Day 2 – Rodney Bay, St. Lucia:

Rodney Bay is on the northwestern coast of the island. It is named after a British naval officer, George Rodney (1718-1792). The outer boundary of Rodney Bay is Pigeon Island, which we nearly circumnavigated the night before. Here the admiral had built a fort to view any movements in France’s naval base in Martinique.

In the morning after clearing customs (we left French territory and were now on British soil), we headed for the local bakery for strong coffee and cassava bread. We met other sailors there too, swapping stories and making recommendations for ports and locales. After our missteps the day before, Karen and I had a newfound trust in one another, and also felt we needed to take on more responsibility for the boat, aiding our skipper Patrick. There could have been a very different outcome to the dangling anchor (due to a defective anchor windlass) and overturned dinghy.

I was enjoying the food, the folks we met and the natural sights. I could have stayed and whiled away the hours, but we had another 21-plus nautical mile journey ahead of us to the Pitons and the island town of Soufrière. I had learned from our mistake — leaving too late means entering the port after dark — and that burdens you with unnecessary stress and work. Just walking around on the boat is work, as it pitches and rolls in the ocean swells. Sailing is a physical pastime. You are constantly shifting your balance and hopping over lines, ducking to avoid the boom when tacking, winching the sails and looking for any hand-hold when on a wet, slippery surface.

Old Vic

Our 36-foot Sloop, “Old Vic”, with our motorless dinghy tied up astern.

We pulled up our anchor around 11:00 am and set sail for the Pitons. Our fears of another night anchorage were unfounded. We arrived at Soufrière on the southwest coast of St. Lucia in the late afternoon and were instantly surrounded by dozens of boat boys. The first to greet us nearly a half-mile out was “Alexander the Great”, a Rasta with a wide smile and dreadlocks cascading down his face. “I only show you great places,” he beamed. “How do you like the Caribbean?”  He stayed with us continuing his happy banter to ensure that we would want — and pay for — his friendly services during our stay.
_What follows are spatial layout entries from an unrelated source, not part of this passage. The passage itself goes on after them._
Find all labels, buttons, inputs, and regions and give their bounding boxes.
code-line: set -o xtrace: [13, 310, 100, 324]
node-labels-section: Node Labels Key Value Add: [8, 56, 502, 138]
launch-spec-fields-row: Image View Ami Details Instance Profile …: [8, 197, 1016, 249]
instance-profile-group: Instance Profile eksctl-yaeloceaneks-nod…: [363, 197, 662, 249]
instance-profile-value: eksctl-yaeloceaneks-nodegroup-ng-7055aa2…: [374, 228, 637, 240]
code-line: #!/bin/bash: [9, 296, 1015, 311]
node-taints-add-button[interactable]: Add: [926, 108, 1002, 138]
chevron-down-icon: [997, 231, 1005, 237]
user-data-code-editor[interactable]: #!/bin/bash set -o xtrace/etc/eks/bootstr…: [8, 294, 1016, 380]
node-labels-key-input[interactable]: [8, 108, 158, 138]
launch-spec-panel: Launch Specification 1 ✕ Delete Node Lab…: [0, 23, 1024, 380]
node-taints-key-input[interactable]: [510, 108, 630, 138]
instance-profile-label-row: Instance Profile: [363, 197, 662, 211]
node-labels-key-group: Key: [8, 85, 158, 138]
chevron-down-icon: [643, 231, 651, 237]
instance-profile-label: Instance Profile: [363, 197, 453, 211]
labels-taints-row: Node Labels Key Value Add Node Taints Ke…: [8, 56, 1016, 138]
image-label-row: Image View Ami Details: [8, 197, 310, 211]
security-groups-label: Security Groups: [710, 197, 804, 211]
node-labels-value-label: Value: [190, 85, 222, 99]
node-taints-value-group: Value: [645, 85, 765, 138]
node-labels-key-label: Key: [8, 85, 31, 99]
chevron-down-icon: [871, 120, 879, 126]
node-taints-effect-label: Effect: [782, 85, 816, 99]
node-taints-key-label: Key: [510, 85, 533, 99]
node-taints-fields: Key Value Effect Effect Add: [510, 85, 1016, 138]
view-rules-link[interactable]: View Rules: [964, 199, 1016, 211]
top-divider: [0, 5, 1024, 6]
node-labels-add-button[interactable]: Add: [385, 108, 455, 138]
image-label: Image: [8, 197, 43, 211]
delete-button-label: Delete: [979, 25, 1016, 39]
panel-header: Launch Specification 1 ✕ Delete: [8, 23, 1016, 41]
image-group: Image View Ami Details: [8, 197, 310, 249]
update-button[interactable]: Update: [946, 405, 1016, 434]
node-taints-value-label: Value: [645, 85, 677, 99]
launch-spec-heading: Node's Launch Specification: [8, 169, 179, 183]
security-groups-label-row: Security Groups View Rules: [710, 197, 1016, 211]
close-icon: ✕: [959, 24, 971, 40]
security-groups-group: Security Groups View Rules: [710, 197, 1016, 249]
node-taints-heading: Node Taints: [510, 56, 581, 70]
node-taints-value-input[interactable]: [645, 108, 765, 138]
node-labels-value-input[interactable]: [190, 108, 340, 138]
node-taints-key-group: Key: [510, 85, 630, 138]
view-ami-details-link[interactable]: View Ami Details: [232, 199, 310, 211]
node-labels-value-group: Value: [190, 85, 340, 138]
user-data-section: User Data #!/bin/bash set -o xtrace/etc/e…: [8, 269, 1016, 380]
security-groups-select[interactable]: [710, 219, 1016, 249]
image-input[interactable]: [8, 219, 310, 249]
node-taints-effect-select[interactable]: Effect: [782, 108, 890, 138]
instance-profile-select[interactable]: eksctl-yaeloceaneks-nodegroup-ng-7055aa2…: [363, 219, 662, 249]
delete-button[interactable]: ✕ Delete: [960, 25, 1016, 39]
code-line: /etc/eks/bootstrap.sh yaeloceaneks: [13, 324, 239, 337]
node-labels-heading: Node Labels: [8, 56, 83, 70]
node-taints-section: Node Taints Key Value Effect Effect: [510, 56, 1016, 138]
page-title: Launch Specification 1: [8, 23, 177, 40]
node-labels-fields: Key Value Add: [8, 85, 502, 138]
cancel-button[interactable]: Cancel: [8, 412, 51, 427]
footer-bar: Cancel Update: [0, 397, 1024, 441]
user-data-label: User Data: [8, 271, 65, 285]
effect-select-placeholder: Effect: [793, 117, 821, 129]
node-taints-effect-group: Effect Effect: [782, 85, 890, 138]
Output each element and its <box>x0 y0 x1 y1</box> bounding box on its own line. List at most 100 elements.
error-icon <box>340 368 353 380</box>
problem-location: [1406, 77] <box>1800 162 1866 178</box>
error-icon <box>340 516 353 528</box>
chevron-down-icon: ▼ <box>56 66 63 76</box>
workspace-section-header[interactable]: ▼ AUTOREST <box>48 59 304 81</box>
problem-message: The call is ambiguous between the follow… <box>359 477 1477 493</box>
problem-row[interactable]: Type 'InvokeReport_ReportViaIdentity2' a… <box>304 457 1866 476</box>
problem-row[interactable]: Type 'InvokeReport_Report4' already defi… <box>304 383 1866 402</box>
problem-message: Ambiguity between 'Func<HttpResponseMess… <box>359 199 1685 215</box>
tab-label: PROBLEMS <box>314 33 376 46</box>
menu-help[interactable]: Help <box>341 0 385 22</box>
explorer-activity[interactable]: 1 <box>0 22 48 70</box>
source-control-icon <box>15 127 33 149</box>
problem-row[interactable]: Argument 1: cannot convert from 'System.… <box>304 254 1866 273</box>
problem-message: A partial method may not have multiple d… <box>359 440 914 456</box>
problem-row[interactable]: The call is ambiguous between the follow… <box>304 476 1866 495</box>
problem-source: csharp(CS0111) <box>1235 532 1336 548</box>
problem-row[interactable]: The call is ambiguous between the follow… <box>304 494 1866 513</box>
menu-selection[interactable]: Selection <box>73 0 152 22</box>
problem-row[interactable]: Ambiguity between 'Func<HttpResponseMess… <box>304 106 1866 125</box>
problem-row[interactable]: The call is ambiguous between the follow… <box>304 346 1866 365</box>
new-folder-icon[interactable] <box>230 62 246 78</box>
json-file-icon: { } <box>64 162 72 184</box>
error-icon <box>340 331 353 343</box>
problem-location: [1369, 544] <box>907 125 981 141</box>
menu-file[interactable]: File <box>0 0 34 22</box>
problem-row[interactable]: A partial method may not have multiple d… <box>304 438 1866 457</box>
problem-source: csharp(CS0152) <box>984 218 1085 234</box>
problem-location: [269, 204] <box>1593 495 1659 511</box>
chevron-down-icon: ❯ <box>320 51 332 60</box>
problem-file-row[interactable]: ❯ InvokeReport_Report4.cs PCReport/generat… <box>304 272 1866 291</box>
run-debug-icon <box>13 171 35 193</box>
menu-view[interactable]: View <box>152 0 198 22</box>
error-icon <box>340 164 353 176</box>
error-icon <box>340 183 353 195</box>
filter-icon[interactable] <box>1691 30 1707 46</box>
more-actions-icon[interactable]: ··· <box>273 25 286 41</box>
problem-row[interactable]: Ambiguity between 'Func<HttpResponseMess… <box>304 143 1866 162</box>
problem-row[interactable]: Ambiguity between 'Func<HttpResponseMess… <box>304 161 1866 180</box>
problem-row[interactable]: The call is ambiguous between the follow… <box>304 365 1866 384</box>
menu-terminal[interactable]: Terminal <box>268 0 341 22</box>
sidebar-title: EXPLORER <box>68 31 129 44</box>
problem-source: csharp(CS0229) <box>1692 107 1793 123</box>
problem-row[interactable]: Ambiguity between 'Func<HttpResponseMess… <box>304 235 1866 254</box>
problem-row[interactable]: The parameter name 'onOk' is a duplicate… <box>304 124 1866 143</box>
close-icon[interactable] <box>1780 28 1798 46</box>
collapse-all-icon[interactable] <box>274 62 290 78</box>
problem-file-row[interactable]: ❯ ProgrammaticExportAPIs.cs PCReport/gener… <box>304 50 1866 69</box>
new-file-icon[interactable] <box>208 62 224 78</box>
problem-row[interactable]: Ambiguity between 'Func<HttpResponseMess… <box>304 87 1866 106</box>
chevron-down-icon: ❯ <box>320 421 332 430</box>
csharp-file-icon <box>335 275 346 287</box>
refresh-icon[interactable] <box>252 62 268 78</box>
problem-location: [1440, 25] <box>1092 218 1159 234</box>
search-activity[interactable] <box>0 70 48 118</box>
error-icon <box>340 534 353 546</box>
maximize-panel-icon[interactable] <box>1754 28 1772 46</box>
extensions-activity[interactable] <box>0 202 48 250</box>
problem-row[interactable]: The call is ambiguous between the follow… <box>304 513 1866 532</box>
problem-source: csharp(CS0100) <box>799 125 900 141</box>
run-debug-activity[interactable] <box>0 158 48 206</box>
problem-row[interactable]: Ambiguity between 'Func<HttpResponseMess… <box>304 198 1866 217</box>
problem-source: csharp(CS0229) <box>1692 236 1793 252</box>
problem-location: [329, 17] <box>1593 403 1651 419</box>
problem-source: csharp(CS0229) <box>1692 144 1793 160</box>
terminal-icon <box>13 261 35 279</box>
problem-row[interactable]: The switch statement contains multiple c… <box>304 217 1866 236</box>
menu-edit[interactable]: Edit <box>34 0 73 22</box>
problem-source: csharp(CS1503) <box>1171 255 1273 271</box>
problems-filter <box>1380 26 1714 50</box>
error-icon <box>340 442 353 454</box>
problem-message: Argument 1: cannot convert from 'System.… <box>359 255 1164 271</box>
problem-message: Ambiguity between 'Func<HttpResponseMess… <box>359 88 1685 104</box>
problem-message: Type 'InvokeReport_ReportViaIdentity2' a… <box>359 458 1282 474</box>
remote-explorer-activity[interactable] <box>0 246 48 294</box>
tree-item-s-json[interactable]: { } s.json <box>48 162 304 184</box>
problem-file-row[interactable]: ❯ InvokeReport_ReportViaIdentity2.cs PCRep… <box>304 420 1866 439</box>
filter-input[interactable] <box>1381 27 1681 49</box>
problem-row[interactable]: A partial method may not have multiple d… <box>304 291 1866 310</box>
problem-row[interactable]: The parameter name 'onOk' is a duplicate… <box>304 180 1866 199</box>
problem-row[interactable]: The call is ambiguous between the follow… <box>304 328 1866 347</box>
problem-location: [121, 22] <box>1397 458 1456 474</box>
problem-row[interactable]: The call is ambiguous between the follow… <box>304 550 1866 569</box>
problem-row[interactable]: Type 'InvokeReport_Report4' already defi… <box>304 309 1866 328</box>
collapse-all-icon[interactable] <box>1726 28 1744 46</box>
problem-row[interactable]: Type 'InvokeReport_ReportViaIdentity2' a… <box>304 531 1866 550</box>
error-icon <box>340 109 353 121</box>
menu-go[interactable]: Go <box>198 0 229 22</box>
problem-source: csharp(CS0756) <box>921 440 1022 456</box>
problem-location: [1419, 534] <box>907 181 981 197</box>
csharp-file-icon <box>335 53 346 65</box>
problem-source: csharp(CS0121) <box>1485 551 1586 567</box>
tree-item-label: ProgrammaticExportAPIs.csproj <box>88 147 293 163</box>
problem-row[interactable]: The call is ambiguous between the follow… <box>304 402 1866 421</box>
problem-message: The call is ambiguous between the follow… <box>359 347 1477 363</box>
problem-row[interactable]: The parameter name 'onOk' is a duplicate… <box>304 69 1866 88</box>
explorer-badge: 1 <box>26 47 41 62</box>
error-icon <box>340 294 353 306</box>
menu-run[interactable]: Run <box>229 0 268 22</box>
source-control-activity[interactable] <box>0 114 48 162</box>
Entering the bay we took down our sails as the winds rushed through the peaks of the Pitons, and motored instead to find a good place to anchor.  The closer we got to the Pitons, which are two volcanic peaks rising out of the sea, the more boat boys appeared. They offered fruit and trinkets, and friendly advice.

Some of the "boat boys" have small rowboats, and others who have been more successful have outboard motors and meet the incoming sailors before they enter the bay.

Some boat boys have rowboats, others outboards, and they have the advantage to meet incoming sailors before they enter the bay.

There was a powerful undercurrent at the anchorage outside of Soufrière. It proved more challenging than we first thought. We tried several times to drop anchor, with limited success. It would drag across the sandy ocean bottom. We finally tied three lines together to create a long enough stern line and tied it to a palm tree on the shore. The boat boys watched our antics with amusement. But we had learned that the sea has no remorse.

Our stern line.

Our stern line tied to a palm tree.

Stern lines tied to Palm trees

Stern lines tied to Palm trees — Soufrière, St. Lucia

Sailing Distance — Rodney Bay to Soufrière, St. Lucia — 21 nautical miles.